200 ans plus tard, BarokOpera Amsterdam fait revivre l’un de ces spectacles: Don Juan ou Le Festin de Pierre. Il s’agit d’une adaptation française du Don Giovanni de Mozart et Da Ponte mis au goût du jour en ce début du XIXème siècle par un certain Castil-Blaze. Donnée fin 1815, il est fort probable que Guillaume Ier assista en personne à la représentation !
Mythique Don Juan ! Le personnage fascine. Dangereux séducteur ? Libertin revendiquant son libre arbitre ? Chaque époque se l’approprie et le fait résonner de ses obsessions.

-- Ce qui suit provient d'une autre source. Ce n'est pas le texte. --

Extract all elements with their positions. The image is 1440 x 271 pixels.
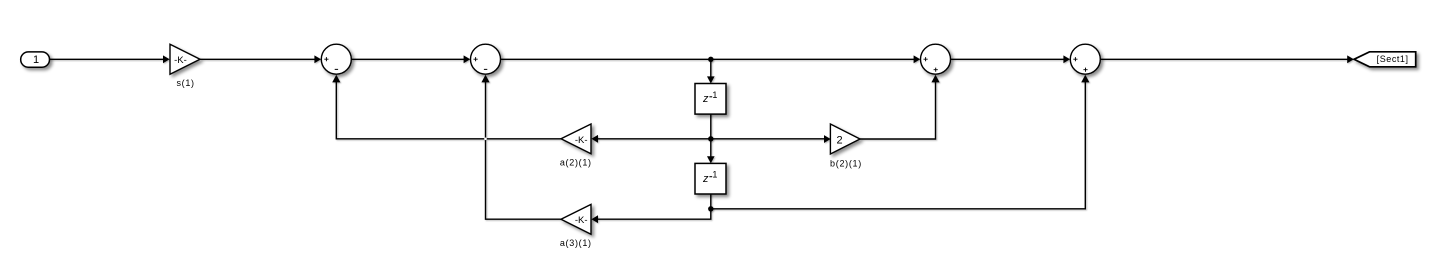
- sum S1: [321, 44, 351, 74]
- wire: [598, 138, 711, 140]
- arrowhead into gain s(1): [163, 55, 170, 63]
- wire: [711, 138, 825, 140]
- svg-text:-K-: -K-: [575, 215, 588, 226]
- input port 1: [21, 52, 50, 67]
- wire: [486, 81, 562, 219]
- wire: [860, 81, 936, 139]
- junction dot on main line: [708, 57, 713, 62]
- wire: [501, 58, 914, 60]
- svg-text:2: 2: [836, 135, 842, 147]
- arrowhead into goto tag: [1347, 55, 1354, 63]
- junction dot row A: [708, 136, 713, 141]
- unit delay Z2: [695, 163, 726, 194]
- wire: [598, 209, 711, 219]
- wire: [951, 58, 1064, 60]
- arrowhead into gain b(2)(1): [824, 135, 831, 143]
- svg-text:-K-: -K-: [174, 55, 187, 66]
- wire: [710, 139, 712, 158]
- svg-text:[Sect1]: [Sect1]: [1377, 54, 1409, 64]
- arrowhead into sum S1: [314, 55, 321, 63]
- arrowhead into sum S4: [1063, 55, 1070, 63]
- goto tag [Sect1]: [1354, 52, 1416, 67]
- svg-text:s(1): s(1): [176, 78, 194, 88]
- svg-text:1: 1: [712, 170, 717, 180]
- wire: [710, 59, 712, 77]
- svg-text:a(3)(1): a(3)(1): [560, 238, 592, 248]
- wire: [710, 114, 712, 139]
- sum S2: [471, 44, 501, 74]
- wire: [710, 194, 712, 209]
- svg-text:1: 1: [33, 54, 39, 66]
- wire: [50, 58, 164, 60]
- wire: [711, 81, 1086, 209]
- svg-text:b(2)(1): b(2)(1): [830, 158, 862, 168]
- svg-text:z: z: [702, 93, 709, 105]
- sum S3: [921, 44, 951, 74]
- sum S4: [1070, 44, 1100, 74]
- svg-text:z: z: [702, 173, 709, 185]
- gain a(3)(1): [561, 204, 591, 234]
- arrowhead into gain a(2)(1): [591, 135, 598, 143]
- arrowhead into sum S4 bottom: [1081, 75, 1089, 83]
- svg-text:1: 1: [712, 90, 717, 100]
- gain a(2)(1): [561, 124, 591, 154]
- arrowhead into gain a(3)(1): [591, 215, 598, 223]
- arrowhead into sum S1 bottom: [332, 75, 340, 83]
- arrowhead into sum S2 bottom: [481, 75, 489, 83]
- wire: [1101, 58, 1348, 60]
- svg-text:a(2)(1): a(2)(1): [560, 158, 592, 168]
- wire: [200, 58, 315, 60]
- gain s(1): [170, 44, 200, 74]
- svg-text:-K-: -K-: [575, 135, 588, 146]
- junction dot row B: [708, 206, 713, 211]
- wire: [352, 58, 464, 60]
- gain b(2)(1): [830, 124, 860, 154]
- arrowhead into delay Z2 top: [707, 156, 715, 163]
- arrowhead into sum S2: [464, 55, 471, 63]
- crossover gap at (485.5,138.8): [484, 138, 487, 141]
- wire: [336, 81, 561, 139]
- unit delay Z1: [695, 84, 726, 115]
- arrowhead into delay Z1 top: [707, 76, 715, 83]
- arrowhead into sum S3: [914, 55, 921, 63]
- arrowhead into sum S3 bottom: [931, 75, 939, 83]
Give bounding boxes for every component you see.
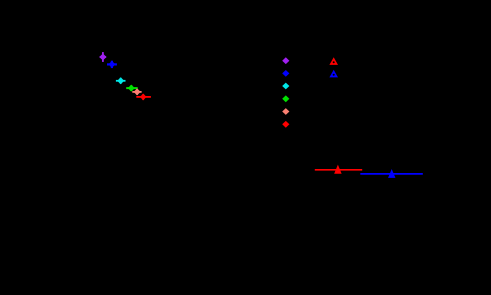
upper limit L1 red triangle with x-error bar — [315, 166, 362, 173]
legend diamond blue — [282, 70, 289, 77]
legend diamond purple — [282, 57, 289, 64]
legend open triangle blue — [329, 70, 338, 78]
legend diamond green — [282, 95, 289, 102]
data point P6 red errorbar — [136, 94, 151, 100]
legend diamond salmon — [282, 108, 289, 115]
data point P3 cyan errorbar — [116, 78, 126, 84]
legend open triangle red — [329, 57, 338, 65]
data point P4 green errorbar — [126, 85, 138, 91]
data point P2 blue errorbar — [107, 61, 117, 68]
upper limit L2 blue triangle with x-error bar — [360, 170, 423, 177]
legend diamond red — [282, 121, 289, 128]
data point P5 salmon errorbar — [132, 89, 141, 95]
data point P1 purple errorbar — [100, 52, 106, 62]
legend diamond cyan — [282, 83, 289, 90]
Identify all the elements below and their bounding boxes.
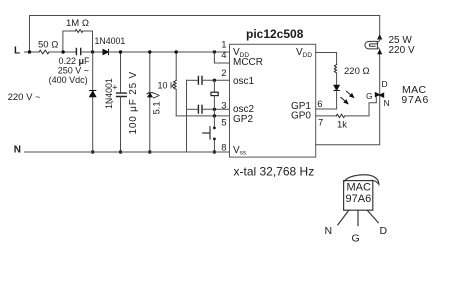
svg-text:Vss: Vss (233, 145, 247, 157)
op-amp U1 pic12c508 box (230, 44, 316, 157)
svg-text:1k: 1k (337, 119, 347, 130)
wire VDD right stub (316, 53, 337, 65)
svg-text:5.1 V: 5.1 V (152, 92, 163, 115)
capacitor C4 osc2 (198, 105, 202, 113)
diode D1 1N4001 horizontal (103, 49, 108, 54)
node junction button bottom (213, 150, 216, 153)
resistor R1 1M parallel box (63, 31, 75, 52)
wire lamp upper lead (378, 39, 380, 43)
svg-text:GP2: GP2 (233, 114, 253, 125)
svg-text:6: 6 (317, 99, 322, 110)
wire vertical diode column (92, 52, 94, 152)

En 1787, juste avant la révolution française, c’est le libertin révolutionnaire que Mozart et Da Ponte mettaient en musique et en scène.
Vingt ans après, la musique du Don Giovanni de Mozart est jouée à Paris pour la première fois. Mais le livret est mutilé, adapté à la morale et la censure napoléoniennes: Don Juan n’est qu’un scélérat et son valet Leporello devient un observateur critique et moralisateur. Quelques années plus tard, avec la fin de l’Empire cesse enfin la querelle autour de Mozart, grâce à une nouvelle génération de critiques dont Castil-Blaze qui propose une version beaucoup plus authentique. Il se contente de traduire les airs et de remplacer les récitatifs par des dialogues parlés, à la mode de l’opéra-comique français. Cette adaptation semble avoir remporté à l’époque plus de succès que l’original de Mozart et Da Ponte !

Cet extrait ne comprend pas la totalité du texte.